Good call out - Alston is such a fascinating case and so much potential down the line impact as well, probably a lot more stuff I didn't get to that others smarter than me on this stuff should weigh in on. I love reading this stuff in the law and sports nerd sense.

I agree the writing is on the wall for NIL as well based on Alston. Only a matter of time...

jmblue

November 9th, 2023 at 7:18 AM ^

All this because of an archaic rule that was passed before smartphones existed ... and because college football coaches don't want to use the same helmet technology as the NFL.

Don

November 9th, 2023 at 9:27 AM ^

And the NCAA already actively considered rescinding that archaic rule because it had concluded that breaking it conferred "minimal competitive advantage".

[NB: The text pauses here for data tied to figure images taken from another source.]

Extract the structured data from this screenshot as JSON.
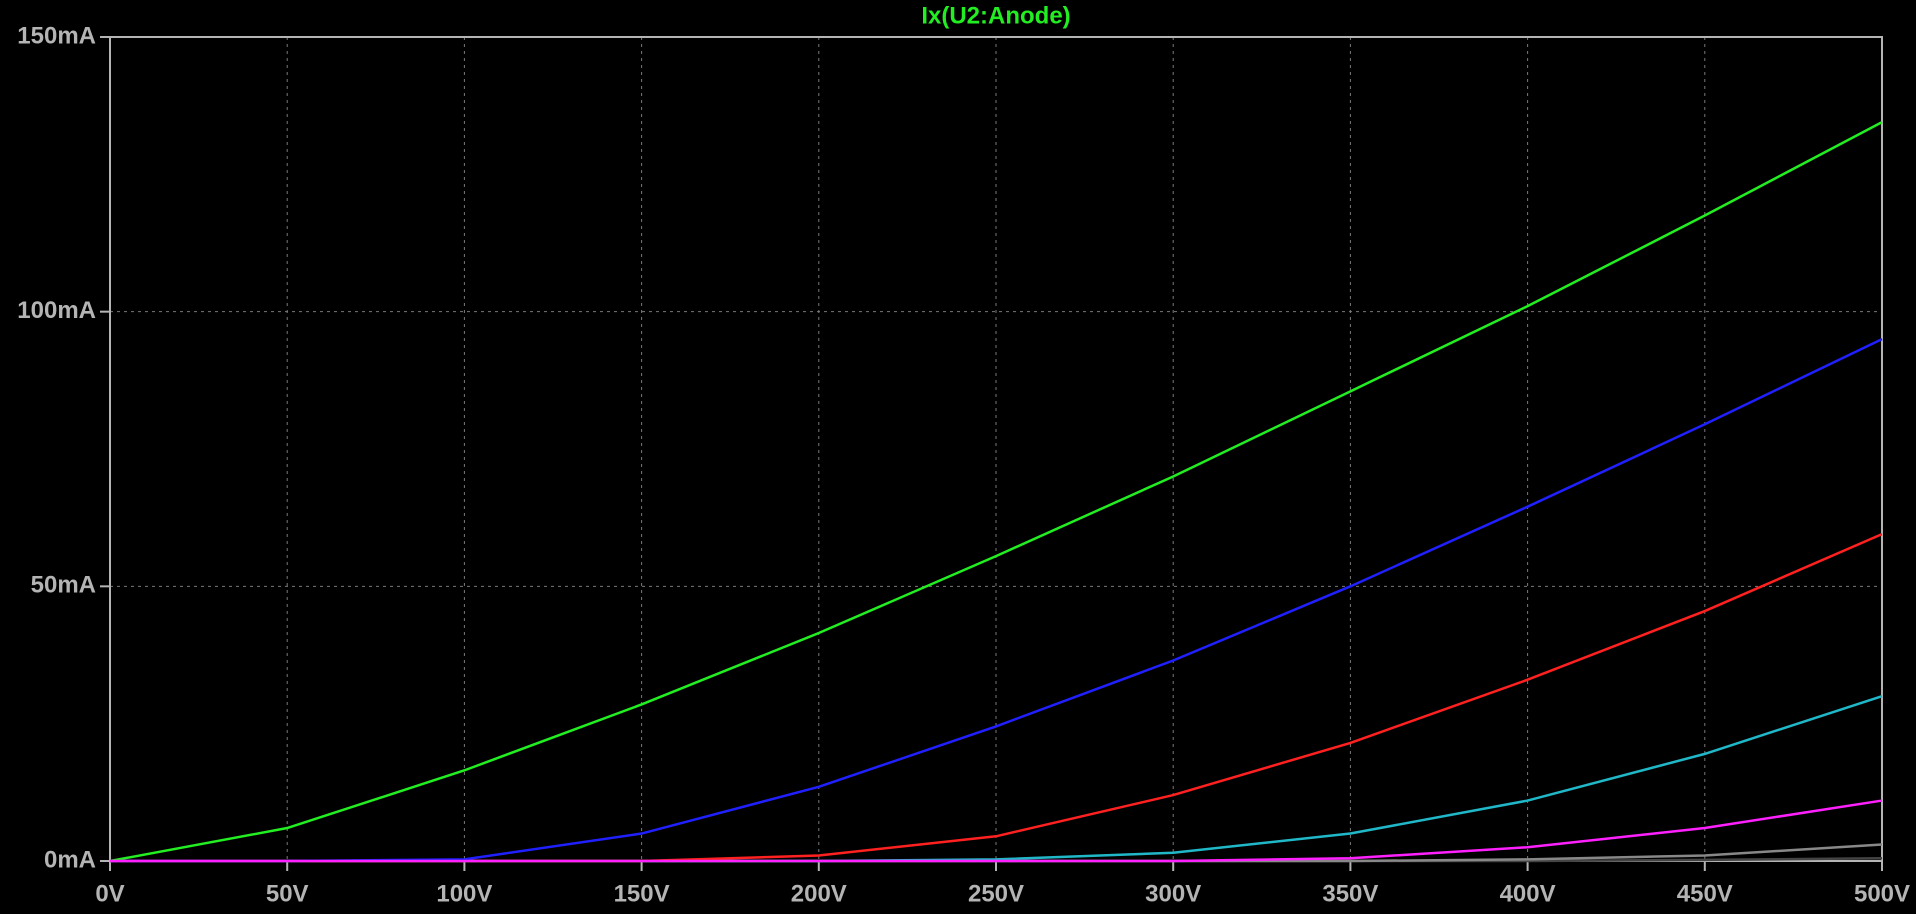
{
  "chart_data": {
    "type": "line",
    "title": "Ix(U2:Anode)",
    "title_color": "#22ee22",
    "x": [
      0,
      50,
      100,
      150,
      200,
      250,
      300,
      350,
      400,
      450,
      500
    ],
    "series": [
      {
        "color": "#444444",
        "values": [
          0,
          0,
          0,
          0,
          0,
          0,
          0,
          0,
          0,
          0.2,
          0.5
        ]
      },
      {
        "color": "#888888",
        "values": [
          0,
          0,
          0,
          0,
          0,
          0,
          0,
          0,
          0.3,
          1,
          3
        ]
      },
      {
        "color": "#20b8c8",
        "values": [
          0,
          0,
          0,
          0,
          0,
          0.3,
          1.5,
          5,
          11,
          19.5,
          30
        ]
      },
      {
        "color": "#ff2020",
        "values": [
          0,
          0,
          0,
          0,
          1,
          4.5,
          12,
          21.5,
          33,
          45.5,
          59.5
        ]
      },
      {
        "color": "#2020ff",
        "values": [
          0,
          0,
          0.3,
          5,
          13.5,
          24.5,
          36.5,
          50,
          64.5,
          79.5,
          95
        ]
      },
      {
        "color": "#22ee22",
        "values": [
          0,
          6,
          16.5,
          28.5,
          41.5,
          55.5,
          70,
          85.5,
          101,
          117.5,
          134.5
        ]
      },
      {
        "color": "#ff20ff",
        "values": [
          0,
          0,
          0,
          0,
          0,
          0,
          0,
          0.5,
          2.5,
          6,
          11
        ]
      }
    ],
    "xlim": [
      0,
      500
    ],
    "xticks": [
      {
        "value": 0,
        "label": "0V"
      },
      {
        "value": 50,
        "label": "50V"
      },
      {
        "value": 100,
        "label": "100V"
      },
      {
        "value": 150,
        "label": "150V"
      },
      {
        "value": 200,
        "label": "200V"
      },
      {
        "value": 250,
        "label": "250V"
      },
      {
        "value": 300,
        "label": "300V"
      },
      {
        "value": 350,
        "label": "350V"
      },
      {
        "value": 400,
        "label": "400V"
      },
      {
        "value": 450,
        "label": "450V"
      },
      {
        "value": 500,
        "label": "500V"
      }
    ],
    "ylim": [
      0,
      150
    ],
    "yticks": [
      {
        "value": 0,
        "label": "0mA"
      },
      {
        "value": 50,
        "label": "50mA"
      },
      {
        "value": 100,
        "label": "100mA"
      },
      {
        "value": 150,
        "label": "150mA"
      }
    ],
    "grid": true
  }
}
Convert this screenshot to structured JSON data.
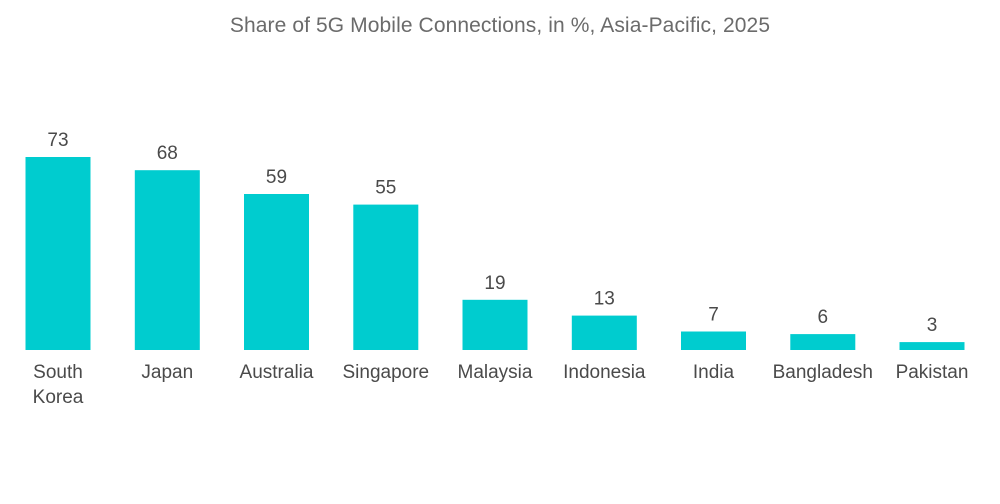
{
  "chart_data": {
    "type": "bar",
    "title": "Share of 5G Mobile Connections, in %, Asia-Pacific, 2025",
    "xlabel": "",
    "ylabel": "",
    "ylim": [
      0,
      73
    ],
    "grid": false,
    "legend": "none",
    "categories": [
      "South Korea",
      "Japan",
      "Australia",
      "Singapore",
      "Malaysia",
      "Indonesia",
      "India",
      "Bangladesh",
      "Pakistan"
    ],
    "category_lines": [
      [
        "South",
        "Korea"
      ],
      [
        "Japan"
      ],
      [
        "Australia"
      ],
      [
        "Singapore"
      ],
      [
        "Malaysia"
      ],
      [
        "Indonesia"
      ],
      [
        "India"
      ],
      [
        "Bangladesh"
      ],
      [
        "Pakistan"
      ]
    ],
    "values": [
      73,
      68,
      59,
      55,
      19,
      13,
      7,
      6,
      3
    ],
    "bar_color": "#00cccf"
  }
}
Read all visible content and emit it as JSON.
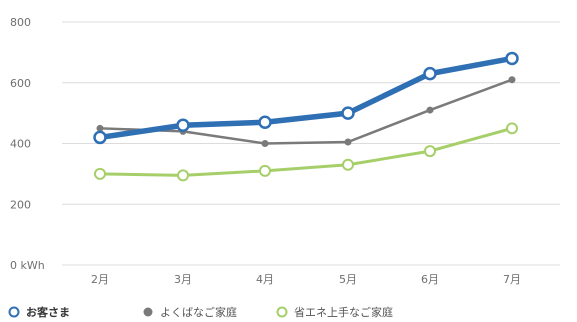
{
  "chart_data": {
    "type": "line",
    "categories": [
      "2月",
      "3月",
      "4月",
      "5月",
      "6月",
      "7月"
    ],
    "y_tick_labels": [
      "0 kWh",
      "200",
      "400",
      "600",
      "800"
    ],
    "y_ticks": [
      0,
      200,
      400,
      600,
      800
    ],
    "ylim": [
      0,
      800
    ],
    "grid": true,
    "legend_position": "bottom-left",
    "series": [
      {
        "name": "お客さま",
        "values": [
          420,
          460,
          470,
          500,
          630,
          680
        ],
        "color": "#2f6fb4"
      },
      {
        "name": "よくばなご家庭",
        "values": [
          450,
          440,
          400,
          405,
          510,
          610
        ],
        "color": "#7a7a7a"
      },
      {
        "name": "省エネ上手なご家庭",
        "values": [
          300,
          295,
          310,
          330,
          375,
          450
        ],
        "color": "#a6cf6a"
      }
    ]
  }
}
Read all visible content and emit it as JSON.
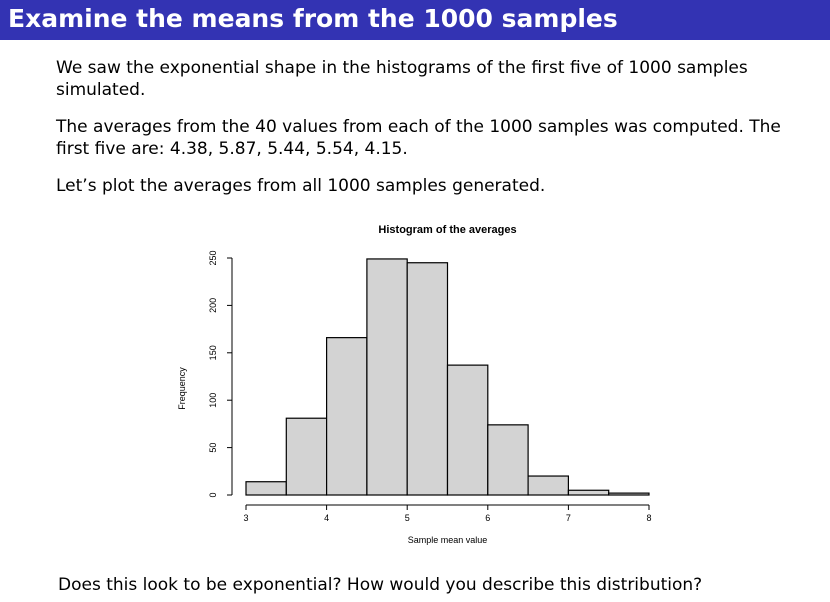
{
  "slide": {
    "title": "Examine the means from the 1000 samples",
    "paragraphs": [
      "We saw the exponential shape in the histograms of the first five of 1000 samples simulated.",
      "The averages from the 40 values from each of the 1000 samples was computed.  The first five are: 4.38, 5.87, 5.44, 5.54, 4.15.",
      "Let’s plot the averages from all 1000 samples generated."
    ],
    "question": "Does this look to be exponential?  How would you describe this distribution?"
  },
  "chart_data": {
    "type": "bar",
    "title": "Histogram of the averages",
    "xlabel": "Sample mean value",
    "ylabel": "Frequency",
    "bin_edges": [
      3,
      3.5,
      4,
      4.5,
      5,
      5.5,
      6,
      6.5,
      7,
      7.5,
      8
    ],
    "values": [
      14,
      81,
      166,
      249,
      245,
      137,
      74,
      20,
      5,
      2
    ],
    "xlim": [
      3,
      8
    ],
    "ylim": [
      0,
      250
    ],
    "xticks": [
      3,
      4,
      5,
      6,
      7,
      8
    ],
    "yticks": [
      0,
      50,
      100,
      150,
      200,
      250
    ],
    "bar_color": "#d3d3d3",
    "grid": false
  }
}
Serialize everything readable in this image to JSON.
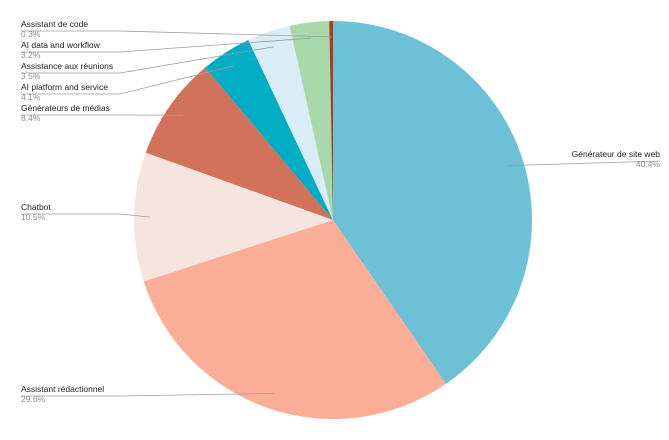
{
  "chart_data": {
    "type": "pie",
    "title": "",
    "start_angle_deg": 0,
    "direction": "clockwise",
    "slices": [
      {
        "label": "Générateur de site web",
        "value": 40.4,
        "pct_label": "40.4%",
        "color": "#6cc1d6"
      },
      {
        "label": "Assistant rédactionnel",
        "value": 29.6,
        "pct_label": "29.6%",
        "color": "#fbad97"
      },
      {
        "label": "Chatbot",
        "value": 10.5,
        "pct_label": "10.5%",
        "color": "#f6e4de"
      },
      {
        "label": "Générateurs de médias",
        "value": 8.4,
        "pct_label": "8.4%",
        "color": "#d2725a"
      },
      {
        "label": "AI platform and service",
        "value": 4.1,
        "pct_label": "4.1%",
        "color": "#00adc4"
      },
      {
        "label": "Assistance aux réunions",
        "value": 3.5,
        "pct_label": "3.5%",
        "color": "#d8edf6"
      },
      {
        "label": "AI data and workflow",
        "value": 3.2,
        "pct_label": "3.2%",
        "color": "#a9d8ab"
      },
      {
        "label": "Assistant de code",
        "value": 0.3,
        "pct_label": "0.3%",
        "color": "#b03a12"
      }
    ],
    "legend": "none (callout labels)"
  }
}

If I were at Williams & Connolly, I'd be hammering that point—how can the NCAA (or the Big Ten) make a big stink about breaking this rule when the NCAA is already prepared to ditch the rule in the first place?

Romeo50

November 9th, 2023 at 7:40 AM ^

Like bagmen and wining 7 championships because you bought your team? Won games with steroid pumped players that fizzled out in the next league as they shrunk when not juiced Boston/Mandarich/Lauranitis et al? Fake classes?

Nah...those things that give even more advantage are perfectly alright.

rc15

November 9th, 2023 at 7:40 AM ^

NCAA won't exist in 3-5 years - the B1G is trying their hardest to join them.

With all the lawsuits happening, there is only going to be a 20 team super league of schools that can afford to still pay players as employees after then pay a couple hundred million in settlements.

rc15

November 9th, 2023 at 8:06 AM ^

They’re borderline, I’m guessing their boosters shell out to be included.

Guaranteed: Michigan, OSU, Penn State, Nebraska, ND, USC, Oregon, UCLA, Oklahoma, Texas, LSU, Bama, Florida, FSU, Georgia, Auburn, Tennessee

Questionable: MSU, Washington, Iowa, Wisconsin, Clemson, NC, A&M, Miami

As it get’s more expensive to keep college football going, I think the top schools are going to want to push the bottom feeders out.